5

At eight on Sunday morning when the door was unlocked as usual and everyone trooped upstairs and along the street to where the silver van stood at the end, engine humming, Spiro stepped out of line and ran.

Jesus, did he run!

Powered by terror, he dashed up a street he didn’t know in a city two thousand miles from home.

He had been warned he would be crazy to try, but if he didn’t escape now he’d end up like the others, a zombie. You don’t know how well off you are, Spiro, they had said, with a job to go to and a bed to sleep on. Yes, he’d said, a stinking, low-paid, seven-day-a-week job and a mattress on the floor in a poky, windowless room shared with five others. Better than what you left behind, they’d said, which was true. But at least he’d had his freedom then and spoke the language and knew where he was.

Both of his parents had been killed in the Kosovo conflict in 1999, when he was eleven. In shock, he’d been sent with hundreds of others to an orphanage in Tirana. When he was fourteen the law required him to leave and fend for himself. The youth unemployment rate in Albania was about the highest in Europe and there were only part-time labouring jobs to be had, which is a major reason why two-thirds of the population have left the country. For the next fifteen years, Spiro had lived hand-to-mouth, job-to-job, in growing despair. He had been homeless and skint and supposedly in the prime of life when he’d got the offer of free passage to a new life in Britain with steady employment and lodging provided.

Spiro wasn’t daft. He knew this was a racket and meant travelling in a container with ex-prisoners and alcoholics and being classed as an illegal immigrant when he got there. He knew the living conditions would be basic and the work menial and underpaid and he could be deported at any time. Like the others on the trip he had hopes of surviving undercover for long enough to find a way of staying on.

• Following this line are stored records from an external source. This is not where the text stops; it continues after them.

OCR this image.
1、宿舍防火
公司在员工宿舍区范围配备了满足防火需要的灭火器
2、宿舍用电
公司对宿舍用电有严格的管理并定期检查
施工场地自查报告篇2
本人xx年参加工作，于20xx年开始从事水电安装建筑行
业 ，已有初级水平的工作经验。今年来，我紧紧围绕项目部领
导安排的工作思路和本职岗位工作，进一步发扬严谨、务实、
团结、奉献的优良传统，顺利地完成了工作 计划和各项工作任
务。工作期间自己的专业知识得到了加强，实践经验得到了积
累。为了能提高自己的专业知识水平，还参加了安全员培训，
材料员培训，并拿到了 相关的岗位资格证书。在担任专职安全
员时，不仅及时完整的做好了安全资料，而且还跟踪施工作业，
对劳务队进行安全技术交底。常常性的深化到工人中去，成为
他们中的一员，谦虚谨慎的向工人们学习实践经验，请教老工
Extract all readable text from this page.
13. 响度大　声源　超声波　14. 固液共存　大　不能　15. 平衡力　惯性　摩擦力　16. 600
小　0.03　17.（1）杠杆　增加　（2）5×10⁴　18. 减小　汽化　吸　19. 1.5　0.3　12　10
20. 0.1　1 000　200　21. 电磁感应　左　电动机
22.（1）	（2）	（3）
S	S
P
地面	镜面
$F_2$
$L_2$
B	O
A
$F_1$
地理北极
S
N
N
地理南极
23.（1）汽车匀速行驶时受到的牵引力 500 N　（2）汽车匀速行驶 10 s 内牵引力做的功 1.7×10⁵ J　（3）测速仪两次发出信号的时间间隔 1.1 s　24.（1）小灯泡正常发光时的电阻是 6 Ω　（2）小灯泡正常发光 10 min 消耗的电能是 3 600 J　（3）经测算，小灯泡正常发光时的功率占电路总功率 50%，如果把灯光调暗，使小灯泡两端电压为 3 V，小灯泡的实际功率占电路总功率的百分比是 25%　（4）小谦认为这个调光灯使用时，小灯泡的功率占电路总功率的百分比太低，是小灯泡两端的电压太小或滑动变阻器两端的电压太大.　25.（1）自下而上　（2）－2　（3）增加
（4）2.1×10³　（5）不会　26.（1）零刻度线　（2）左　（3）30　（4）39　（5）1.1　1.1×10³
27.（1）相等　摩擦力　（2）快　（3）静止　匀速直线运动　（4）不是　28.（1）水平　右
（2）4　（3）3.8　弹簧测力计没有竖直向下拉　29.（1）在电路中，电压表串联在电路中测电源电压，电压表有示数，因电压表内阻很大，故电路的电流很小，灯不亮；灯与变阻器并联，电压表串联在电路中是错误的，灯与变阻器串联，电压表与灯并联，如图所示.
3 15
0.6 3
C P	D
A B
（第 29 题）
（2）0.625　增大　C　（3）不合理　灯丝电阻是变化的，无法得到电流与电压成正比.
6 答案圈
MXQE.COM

His new existence in England was modern slavery, so deal with it, he had told himself. He expected hardship at the beginning. What he hadn’t foreseen was the psychological effect. The real need to escape was the gnawing realisation that he, too, was becoming a zombie.

After seven or eight weeks of drudgery — he was losing count — he had felt himself falling into the trap of mindless obedience. He was becoming conditioned just as they were, but he had always prided himself on being a thinking man. A few more days of the same numbing routine would do his brain in.

So he made his dash for freedom and sanity.

The gangmaster, the one the workers called the Finisher, didn’t immediately react. His back was turned while he counted twenty-three shambling, half-awake men into the van that transported them to the private recycling plant on the edge of the city. Getting them to squat and squeeze together in the limited space was always a slow process. He would only react when he realised the count stopped at twenty-two.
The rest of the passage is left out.